袁珩瞪了他一眼,不应声,对小吏说:“袁氏府中三本禁书皆已在此。“便排出三本《东京拾遗》。
何咸又故意高声嚷道:“你一定是从袁将军手中抢过来的书!"袁绍为了《东京拾遗》月下追霍贞的事情仍在广为流传。袁珩瞪大眼睛说:“你怎么这样凭空污我与长辈清白……系统:袁未央,你要不再好好回忆下自己为什么被打呢?以前青史留名的人现在艳名远播,背后原因令人暖心。
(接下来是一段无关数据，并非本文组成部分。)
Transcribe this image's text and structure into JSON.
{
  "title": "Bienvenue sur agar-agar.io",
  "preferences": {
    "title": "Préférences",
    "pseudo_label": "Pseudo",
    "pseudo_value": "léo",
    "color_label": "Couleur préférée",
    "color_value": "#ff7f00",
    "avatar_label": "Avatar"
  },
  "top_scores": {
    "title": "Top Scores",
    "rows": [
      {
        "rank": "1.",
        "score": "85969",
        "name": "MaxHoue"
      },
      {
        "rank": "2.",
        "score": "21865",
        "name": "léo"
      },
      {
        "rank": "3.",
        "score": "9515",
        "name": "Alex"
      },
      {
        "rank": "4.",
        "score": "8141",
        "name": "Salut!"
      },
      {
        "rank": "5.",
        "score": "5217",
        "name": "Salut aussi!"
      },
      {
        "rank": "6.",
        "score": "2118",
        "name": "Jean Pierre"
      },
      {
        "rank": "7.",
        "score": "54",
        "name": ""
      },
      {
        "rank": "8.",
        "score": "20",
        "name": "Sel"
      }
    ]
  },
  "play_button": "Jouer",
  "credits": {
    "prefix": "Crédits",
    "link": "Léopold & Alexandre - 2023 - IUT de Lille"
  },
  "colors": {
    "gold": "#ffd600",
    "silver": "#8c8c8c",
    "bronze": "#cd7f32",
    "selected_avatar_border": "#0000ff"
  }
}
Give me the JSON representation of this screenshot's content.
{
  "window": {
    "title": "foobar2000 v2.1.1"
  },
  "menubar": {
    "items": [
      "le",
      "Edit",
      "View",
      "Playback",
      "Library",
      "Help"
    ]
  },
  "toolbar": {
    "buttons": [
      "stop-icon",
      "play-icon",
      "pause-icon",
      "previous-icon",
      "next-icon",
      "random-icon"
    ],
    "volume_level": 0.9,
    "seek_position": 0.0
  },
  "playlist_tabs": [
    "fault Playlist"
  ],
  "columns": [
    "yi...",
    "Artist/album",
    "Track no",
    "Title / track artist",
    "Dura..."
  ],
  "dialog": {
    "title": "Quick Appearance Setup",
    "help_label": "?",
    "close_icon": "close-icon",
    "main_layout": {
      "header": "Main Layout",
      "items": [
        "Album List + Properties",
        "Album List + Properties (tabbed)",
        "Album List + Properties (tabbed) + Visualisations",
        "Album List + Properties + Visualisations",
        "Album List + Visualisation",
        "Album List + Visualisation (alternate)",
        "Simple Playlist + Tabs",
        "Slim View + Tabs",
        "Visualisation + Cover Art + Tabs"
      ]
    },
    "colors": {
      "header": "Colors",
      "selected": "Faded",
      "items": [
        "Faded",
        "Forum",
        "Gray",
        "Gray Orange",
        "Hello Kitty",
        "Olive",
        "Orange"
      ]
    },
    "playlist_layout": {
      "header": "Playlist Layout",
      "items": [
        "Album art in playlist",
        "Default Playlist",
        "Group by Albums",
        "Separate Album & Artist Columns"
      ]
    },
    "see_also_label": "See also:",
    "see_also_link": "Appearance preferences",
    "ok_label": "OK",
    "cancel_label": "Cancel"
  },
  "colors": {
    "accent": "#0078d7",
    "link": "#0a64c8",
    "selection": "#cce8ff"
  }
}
“什么清白?何氏子弟亲眼见你在雒水畔被袁将军追着打。”袁珩便垮了脸,拳头上的青筋条条迸起,冷笑道:“你再嘴贱一句试试呢。”
孔乙己是不可能孔乙己的,孔武有力倒还差不多;她连何进都打过了,就算再打个何进的儿子也是顺手的事儿。
何咸闻言,因这段时日四处狐假虎威而丧失的冷静与理智短暂回归,讪讪一笑,自认在打圆场:“哈哈,我那是说笑呢。令音你不会当真吧?别这么小气。”
那爹味儿冲得,还没来得及入内的刘羲站在门外都闻到了。刘羲蹙眉,正欲开口训斥何咸几句,便见袁珩零帧起手,抄起放于案上的细长丝帛卷轴,投壶一般掷过去,砸掉了何咸武官制式的鹖冠,又笑嘻嘻地说:“哎呀,开个玩笑嘛。何使君不会当真吧?我还是个孩子呢,不许计较哦!何咸脸色一黑,还没来得及发作,刘羲便径直大步入内,警告地睨他一眼:“这便是何氏的教养吗?”
嘴真贱。就算令音今日把何咸打一顿也是他自找的。刘羲没有多说什么。且不提她知道袁珩有息事宁人的意思,就算是为袁珩的名声做考虑,如今站得还不够高的自己也不好偏心太过。一一虽然人尽皆知,刘羲对袁珩的偏心是偷偷藏不住的。刘羲寻了个由头将袁珩叫到一旁去,低声问:“令音如今可还无恙?袁将军也真是……太过分了。”
刘羲是皇帝。所以没有人能打骂刘羲的白月光,就连白月光的亲爹也不行。袁珩揉了揉根本没留伤痕的胳膊,状若疼痛难耐,乖巧道:“多谢公主挂念。胳膊还疼着呢,但于公务无碍。”